Overall distribution
Of total compartmental leukocytes, pmWAT contained the highest proportion of macrophages (45.2%), with smaller populations of B-cells (12.9%), T-cells (8.2%) and monocyte subsets (2.8%) (Figure 3, Table 1). The immune composition of rpWAT displayed distinct similarities (larger B1- and dendritic cell (DC) and monocyte populations) to omWAT whereas T- and natural killer (NK) cell frequencies (7.3%; 3.5%) more closely matched those of pmWAT, its non-visceral counterpart. OmWAT had proportionally more T-cells (21.5%), DCs (19.1%) and B-cells (35.5%) than pmWAT or rpWAT (Figure 3). Confirming previous reports [20], PSF contained a large proportion of B1-cells (38.1%), macrophages (21.0%) and DCs (8.7%), indicative of ongoing immunosurveillance in the peritoneal cavity (Figure 3, Table 1).

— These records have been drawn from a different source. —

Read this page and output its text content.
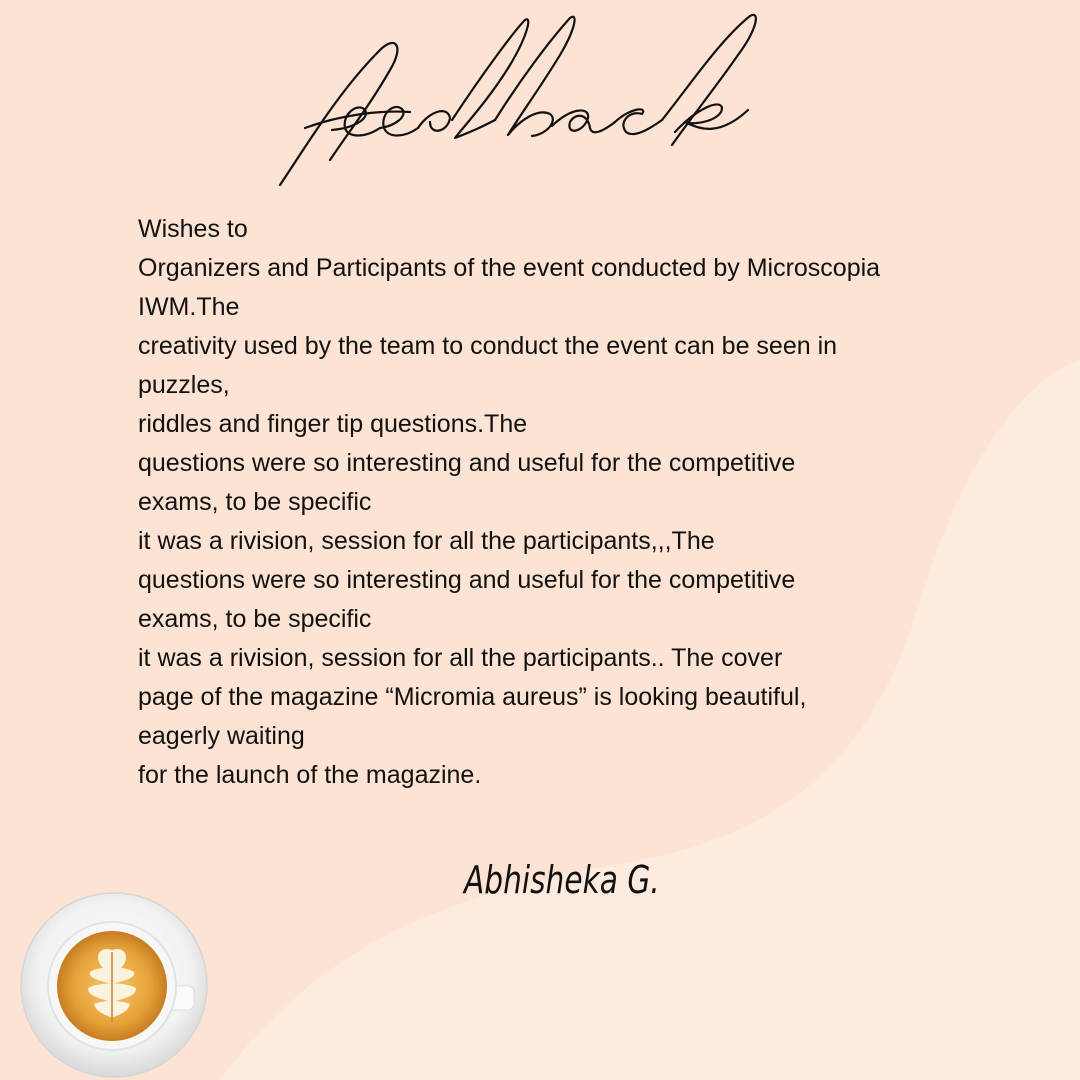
Wishes to
Organizers and Participants of the event conducted by Microscopia
IWM.The
creativity used by the team to conduct the event can be seen in
puzzles,
riddles and finger tip questions.The
questions were so interesting and useful for the competitive
exams, to be specific
it was a rivision, session for all the participants,,,The
questions were so interesting and useful for the competitive
exams, to be specific
it was a rivision, session for all the participants.. The cover
page of the magazine “Micromia aureus” is looking beautiful,
eagerly waiting
for the launch of the magazine.
Abhisheka G.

Lymphocyte characterization
OmWAT contained the highest proportion of T-cells, consistent with its role in antigen presentation and development of cell-mediated responses [22]. This corresponds with high expression of Ccl21, a chemoattractant important in the homing of T-cells to lymphoid organs. PmWAT and rpWAT had three-fold fewer T-cells (p<0.0001) than omWAT, although the Th:Tc ratio in all four microenvironments was 4∶1. There were no significant depot-specific differences within the memory (CD44+/CD62L+/−) or naïve (CD44−/CD62L+) Th or Tc subsets (data not shown). The proportion of NKT-cells was significantly lower in PSF than all fat depots (p<0.001). Interestingly, the majority (>60%) of NK-cells within all four compartments were CD94hi, which has recently been associated with increased proliferation, production of IFNy, and target cell lysis [23]. Further, the CD27hi subset of mature NK (mNK) cells in omWAT was two-fold higher (p<0.001, data not shown) than the other microenvironments. CD27 expression has been linked to increased responsiveness to chemokines and interactions with DCs, again consistent with the role of omWAT as a major peritoneal immunosurveillance organ [24].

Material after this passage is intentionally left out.